La croisade des « punisseurs » offre un étrange assemblage confessionnel. On y cherchera en vain des motivations humanitaires et morales. Les Etats ne sont pas philanthropes, Hollande n’est pas à la tête d’une ONG, il dirige un business en récession. Nécessité fait loi. La diplomatie française n’a plus les moyens de jouer les modérateurs et les bons offices, désormais on exige qu’elle produise un retour immédiat sur investissent. Et sur la Syrie, Paris mise sur les dividendes de la guerre.

L’alliance avec les Israélo-US est conforme aux inclinaisons du pouvoir parisien, mais la prise de position radicale du Président Français démolit la traditionnelle amitié franco-russe.
Paris tourne le dos à Moscou et se jette dans les bras de Riyad.
Le jeu en vaut-il la chandelle ?

L’Arabie Saoudite reste le premier client de l’industrie d’armement française mais ni Chirac, ni Sarkozy n’avaient réussi à colmater la calamiteuse gestion des contrats d’Etat à Etat Sawari. A peine un an après son élection, le Président Hollande a fait sauter le verrou du ressentiment. Les Saoudiens viennent de commander pour un milliard et des brouettes d’infrastructures qui permettront aux célèbres Frégates de caréner à Jeddah. D’autres milliards vont suivre. Paris se met à rêver au Rafale argumentant que si Ryad s’en était doté, ils auraient pu ensemble (avec les Israéliens ?) bombarder Damas sous cocarde saoudienne. Ni vu ni connu, comme en Iran au bon vieux temps de l’amitié avec Saddam et sans demander l’avis des américains !

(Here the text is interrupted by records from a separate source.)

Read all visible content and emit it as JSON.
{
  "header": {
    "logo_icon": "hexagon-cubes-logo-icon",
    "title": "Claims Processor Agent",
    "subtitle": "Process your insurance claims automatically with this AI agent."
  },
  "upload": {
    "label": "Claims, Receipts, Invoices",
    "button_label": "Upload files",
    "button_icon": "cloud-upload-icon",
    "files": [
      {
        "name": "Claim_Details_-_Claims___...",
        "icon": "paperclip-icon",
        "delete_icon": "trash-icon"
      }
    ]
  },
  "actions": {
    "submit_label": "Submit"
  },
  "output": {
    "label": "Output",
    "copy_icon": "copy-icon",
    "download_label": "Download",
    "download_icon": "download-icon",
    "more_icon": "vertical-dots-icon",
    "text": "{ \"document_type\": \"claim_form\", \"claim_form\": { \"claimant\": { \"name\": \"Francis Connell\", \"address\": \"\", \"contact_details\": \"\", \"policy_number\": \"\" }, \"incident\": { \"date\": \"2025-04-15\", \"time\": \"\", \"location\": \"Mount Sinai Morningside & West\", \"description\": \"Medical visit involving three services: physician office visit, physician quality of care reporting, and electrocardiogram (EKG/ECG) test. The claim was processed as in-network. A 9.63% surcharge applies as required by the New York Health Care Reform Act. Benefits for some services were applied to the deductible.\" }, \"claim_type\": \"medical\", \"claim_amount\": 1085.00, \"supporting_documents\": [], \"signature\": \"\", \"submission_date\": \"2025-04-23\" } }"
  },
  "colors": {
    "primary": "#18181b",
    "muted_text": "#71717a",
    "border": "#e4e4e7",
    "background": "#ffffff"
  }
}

L’Arabie est aussi un gros client potentiel pour les « trois frères » français de l’aménagement du territoire. L’eau, les transports, la construction mais aussi la grande distribution, la pharmacie, le pétrole etc. Tous les PDG du CAC 40 courtisent l’eldorado saoudien riche d’un excédent annuel de cent milliards de dollars.
Le Président Hollande, un HEC de formation, connaît l’art et la manière de séduire les cercles d’affaires. En avril dernier il réunissait à l’Elysée un parterre de deux cents entrepreneurs  saoudiens cornaqués par des anciens de l’INSEAD pour rappeler fort opportunément que « la France dispose d’une expertise unique au monde  en matière d’énergie nucléaire ».
Bingo ! Dans quelques mois, l’Arabie Saoudite lancera un appel d’offres pour la construction de seize réacteurs.
A ce prix, Riyad vaut bien une messe et un retournement de François sur le chemin de Damas !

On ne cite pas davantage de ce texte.